L’un des premiers lieux à pédaler, avec la stabilité du tricycle mais la difficulté des virages serrés. Il y avait une petite remorque. Un peu de sable dedans rajoutait à la difficulté : ne pas en perdre au tournant ! Alors, quand on ne fait que ça autour du gros tronc d’un acacia -on les appelait comme ça à l’époque, ces arbres, avant de pouvoir faire le malin et de dire « robinier »… Premier entraînement au maintien d’une allure malgré un possible déséquilibre. Le truc à l’époque, c’était de regarder vers le haut de l’acacia, la diversité des feuilles rendant le mouvement insensible. A condition de ne pas laisser glisser les courtes semelles des nu-pied hors de l’appui de la pédale, gare alors au choc en retour sur le mollet tendre. Or, la ramure me distrayait de toute préoccupation potentiellement inhibante, comme je voulais en voir toujours plus, mon cou était tendu vers l’avant mais la forme des arbres taillés en grossière boule obligeait malgré tout à tourner insensiblement, toujours dans le sens inverse des aiguilles de la montre -oh ! Tu es sûr de ça ?…

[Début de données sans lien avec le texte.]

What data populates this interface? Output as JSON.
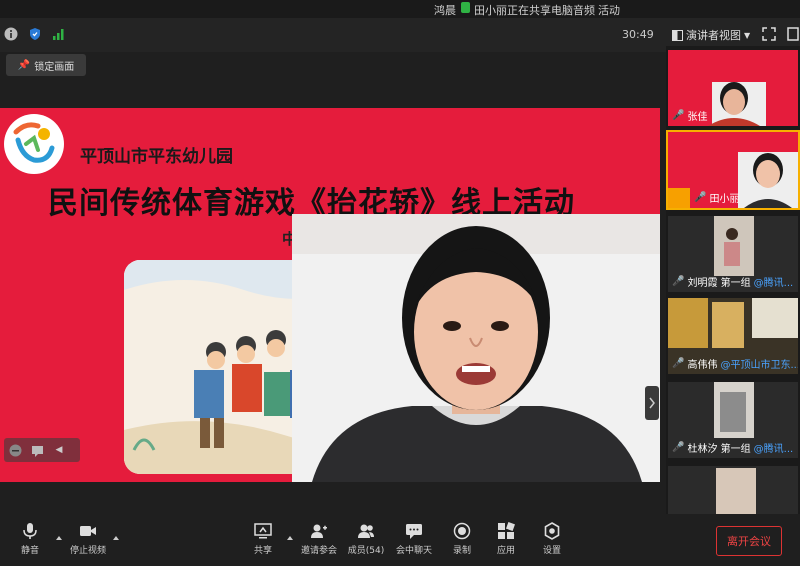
{
  "notification": {
    "name": "鸿晨",
    "sharing": "田小丽正在共享电脑音频",
    "suffix": "活动"
  },
  "titlebar": {
    "timer": "30:49",
    "view_label": "演讲者视图"
  },
  "lock_label": "锁定画面",
  "slide": {
    "school": "平顶山市平东幼儿园",
    "title": "民间传统体育游戏《抬花轿》线上活动",
    "class": "中二班"
  },
  "participants": [
    {
      "name": "张佳",
      "extra": ""
    },
    {
      "name": "田小丽",
      "extra": ""
    },
    {
      "name": "刘明霞 第一组",
      "extra": "@腾讯..."
    },
    {
      "name": "高伟伟",
      "extra": "@平顶山市卫东..."
    },
    {
      "name": "杜林汐 第一组",
      "extra": "@腾讯..."
    },
    {
      "name": "",
      "extra": ""
    }
  ],
  "toolbar": {
    "mute": "静音",
    "stop_video": "停止视频",
    "share": "共享",
    "invite": "邀请参会",
    "members": "成员(54)",
    "chat": "会中聊天",
    "record": "录制",
    "apps": "应用",
    "settings": "设置",
    "leave": "离开会议"
  },
  "colors": {
    "slide_bg": "#e51c3c",
    "active_speaker": "#f7b000",
    "leave": "#dd3333",
    "share_dot": "#2fb344"
  }
}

Au passage vers le véritable deux-roues, il y eut encore une cour, celle de l’échappement des rats par les bouches d’égout, premiers compagnons d’échappée. Mais il y avait aussi le passage vers le terrain de sport et le petit dénivelé de quelques mètres, occasion de la petite frayeur de descente dans un sens mais obligation de la montée dans l’autre. Découverte des avantages de l’élan ! Et entraînement au fondu enchaîné entre le moment déjà proche du haut de pente mais où l’on profite encore de l’élan et les tous derniers décimètres où il faut, pour atteindre le sommet, que ça pousse d’un coup à gauche, d’un coup à droite et on se lève sur les pédales pour ça et -ah, ce plaisir d’y arriver, ça ne s’oublie pas… on savoure, quand on n’a pas eu besoin de mette pied à terre. La danseuse s’est inventée pour moi entre deux passages de rats. Nécessaires sans doute au maintien de la cadence. Et de la pression du pied sur la pédale aussi. Là, le risque du glissement de semelle entraînait celui du coup de potence à l’estomac, du coup de genou à la pédale et ensuite, possiblement la chute sur des gravillons perfides -tu crois vraiment que le risque de moquerie des rats a joué un rôle ?

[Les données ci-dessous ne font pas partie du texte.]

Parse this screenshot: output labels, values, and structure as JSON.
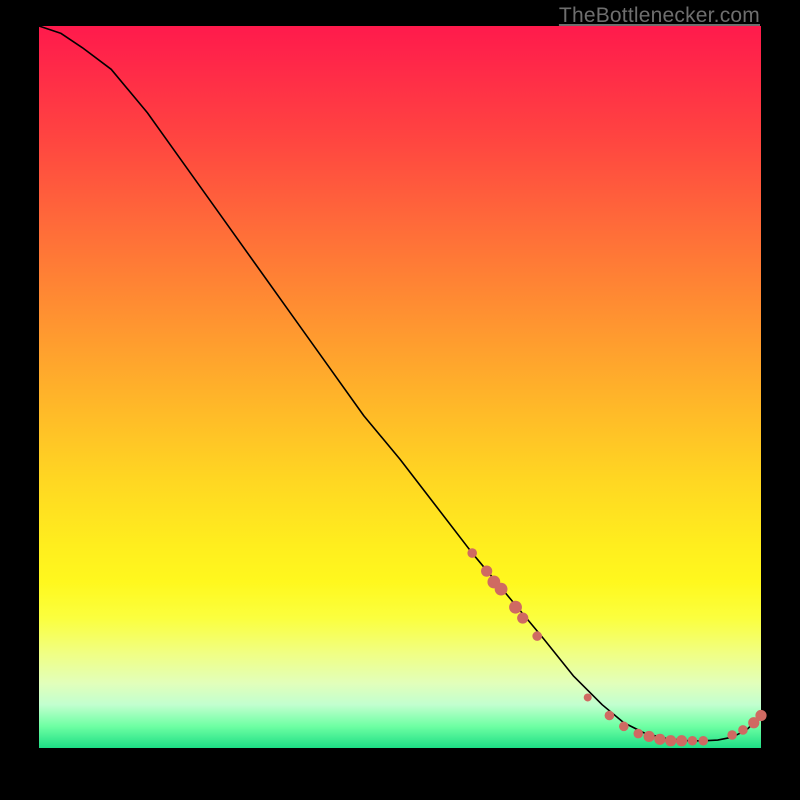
{
  "attribution": {
    "text": "TheBottlenecker.com",
    "href": "#"
  },
  "colors": {
    "curve": "#000000",
    "dot": "#cf6a62",
    "background_top": "#ff1a4c",
    "background_bottom": "#1dde85"
  },
  "chart_data": {
    "type": "line",
    "title": "",
    "xlabel": "",
    "ylabel": "",
    "xlim": [
      0,
      100
    ],
    "ylim": [
      0,
      100
    ],
    "note": "No axes, ticks, or legend are rendered in the source image. Values are read off the background gradient scale (0 = bottom/green, 100 = top/red).",
    "series": [
      {
        "name": "curve",
        "x": [
          0,
          3,
          6,
          10,
          15,
          20,
          25,
          30,
          35,
          40,
          45,
          50,
          55,
          60,
          65,
          70,
          74,
          78,
          81,
          84,
          87,
          90,
          92,
          94,
          96,
          98,
          100
        ],
        "y": [
          100,
          99,
          97,
          94,
          88,
          81,
          74,
          67,
          60,
          53,
          46,
          40,
          33.5,
          27,
          21,
          15,
          10,
          6,
          3.5,
          2,
          1.3,
          1,
          1,
          1.1,
          1.5,
          2.5,
          4.5
        ]
      }
    ],
    "markers": [
      {
        "name": "dots_descending_segment",
        "points": [
          {
            "x": 60,
            "y": 27,
            "r": 0.6
          },
          {
            "x": 62,
            "y": 24.5,
            "r": 0.7
          },
          {
            "x": 63,
            "y": 23,
            "r": 0.8
          },
          {
            "x": 64,
            "y": 22,
            "r": 0.8
          },
          {
            "x": 66,
            "y": 19.5,
            "r": 0.8
          },
          {
            "x": 67,
            "y": 18,
            "r": 0.7
          },
          {
            "x": 69,
            "y": 15.5,
            "r": 0.6
          }
        ]
      },
      {
        "name": "dots_valley_cluster",
        "points": [
          {
            "x": 76,
            "y": 7,
            "r": 0.5
          },
          {
            "x": 79,
            "y": 4.5,
            "r": 0.6
          },
          {
            "x": 81,
            "y": 3,
            "r": 0.6
          },
          {
            "x": 83,
            "y": 2,
            "r": 0.6
          },
          {
            "x": 84.5,
            "y": 1.6,
            "r": 0.7
          },
          {
            "x": 86,
            "y": 1.2,
            "r": 0.7
          },
          {
            "x": 87.5,
            "y": 1,
            "r": 0.7
          },
          {
            "x": 89,
            "y": 1,
            "r": 0.7
          },
          {
            "x": 90.5,
            "y": 1,
            "r": 0.6
          },
          {
            "x": 92,
            "y": 1,
            "r": 0.6
          }
        ]
      },
      {
        "name": "dots_rising_tail",
        "points": [
          {
            "x": 96,
            "y": 1.8,
            "r": 0.6
          },
          {
            "x": 97.5,
            "y": 2.5,
            "r": 0.6
          },
          {
            "x": 99,
            "y": 3.5,
            "r": 0.7
          },
          {
            "x": 100,
            "y": 4.5,
            "r": 0.7
          }
        ]
      }
    ]
  }
}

Mais pour le col de la Core -j’habite sur ses pentes vingt-cinq ans plus tard, ça c’est un souvenir sûr, la danseuse ne peut servir qu’à des moments de reprise de pente particulièrement vive. Elle est presque sans danger, je vais si peu vite pour pouvoir tenir jusqu’au bout. Pour rester en bonne cadence, dans les lacets du Balam, ce qui marche, c’est le déhanché mesuré et, pour l’accompagner, il faut trouver bonne musique, bon tempo à se mettre en tête et le tenir tout au long de la montée, quitte à laisser tomber syllabes de chanson, notes de rengaine, jusqu’à ce qu’apparaisse les crêtes vers Massat, les nuages de l’autre côté qui disent toute la lumière du versant Languedoc, la permission aussi d’enfin mettre un peu pied à terre…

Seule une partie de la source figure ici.